The Justice Department charged four people Tuesday with scheming for decades to hide tens of millions of dollars from the Internal Revenue Service – the first U.S. indictment over an alleged tax-evasion scheme revealed in 2016 through the Panama Papers.
The four people charged include a former investment manager, a former U.S. resident, an American accountant, and a Panamanian lawyer who once worked for the firm at the center of the case, Mossack Fonseca.
The Panama Papers is the name given to a trove of more than 11 million documents from the Mossack Fonseca firm, which a consortium of journalists made public in April 2016, leading to criminal investigations throughout Europe into possible tax evasion and money laundering.
The 11-count indictment unsealed in New York marks the first time the U.S. government has charged anyone with tax crimes related to the firm – and authorities suggested others could soon be charged.
“More investigations are on the way,” said IRS criminal investigations chief Don Fort.
The head of the Justice Department’s criminal division, Brian Benczkowski, issued a warning to law firms, asset managers and accountants that they can be arrested if they help their clients evade taxes.
“The charges announced today demonstrate our commitment to prosecute professionals who facilitate financial crimes across international borders and the tax cheats who use their services,” he said.
The charges include wire fraud, money laundering conspiracy, conspiracy to defraud the United States and false statements.
The indictment suggests investigators were looking at Mossack Fonseca’s activities years before the Panama Papers were released, noting that one unnamed client grew uneasy about the arrangement and went to authorities in 2013 under a voluntary program to report previously undeclared assets being held in overseas accounts. That client is identified in court papers as a U.S. citizen currently living in Manhattan who made millions of dollars as a liason between investors and money managers, and for years hid that money from the IRS.
The indictment describes an ambitious effort by Mossack Fonseca and people associated with the firm to hide assets from the IRS, while still giving their American clients access to the money the taxman couldn’t reach.
The Justice Department charged Ramses Owens, a lawyer who worked for Mossack Fonseca, who remains at large. Also charged was Dirk Brauer, who worked as an asset manager for Mossfon Asset Management, a company closely affiliated with Mossack Fonseca. Brauer was arrested in Paris last month. Richard Gaffey, an accountant in Massachusetts, was arrested Tuesday morning, and Harald Von Der Goltz, a former U.S. resident now living in London, was arrested Monday.
The indictment charges that Owens, Brauer and Gaffey spent years setting up complex entities allowing their clients to hide and invest millions of dollars controlled by American clients who did not report that money to the IRS. The indictment also charges the men created new schemes and cover stories for their clients’ secret accounts as the Justice Department began in 2008 to more closely scrutinize banks in Switzerland and elsewhere that had long served as hiding places for such money.
At one point in early 2017, according to the indictment, one of their clients decided to cooperate with the Justice Department’s investigation, setting up a meeting between Brauer and an undercover agent posing as a financial adviser.

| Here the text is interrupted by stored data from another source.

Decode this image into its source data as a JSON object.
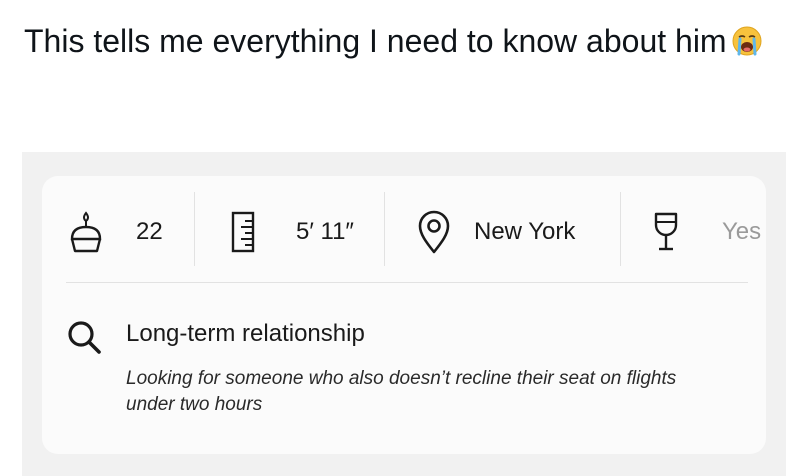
{
  "tweet": {
    "text": "This tells me everything I need to know about him",
    "emoji": "loudly-crying-face"
  },
  "profile": {
    "stats": [
      {
        "icon": "birthday-cake-icon",
        "value": "22"
      },
      {
        "icon": "ruler-icon",
        "value": "5′ 11″"
      },
      {
        "icon": "location-pin-icon",
        "value": "New York"
      },
      {
        "icon": "wine-glass-icon",
        "value": "Yes"
      }
    ],
    "intent": {
      "icon": "search-icon",
      "title": "Long-term relationship",
      "description": "Looking for someone who also doesn’t recline their seat on flights under two hours"
    }
  },
  "colors": {
    "background": "#f1f1f1",
    "card": "#fbfbfb",
    "text": "#1a1a1a"
  }
}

“Brauer proposed having the undercover’s U.S. clients send money overseas and setting up a fake investment for them. Then, Brauer would create a fake “loss” to the clients from the investment, so that if anyone questioned where the money had gone, it would look like the money had been placed in an investment that had done poorly,” the indictment charges. “Brauer then stated… he and the undercover could move the money back to the United States for the undercover’s U.S. clients without the IRS discovering it.”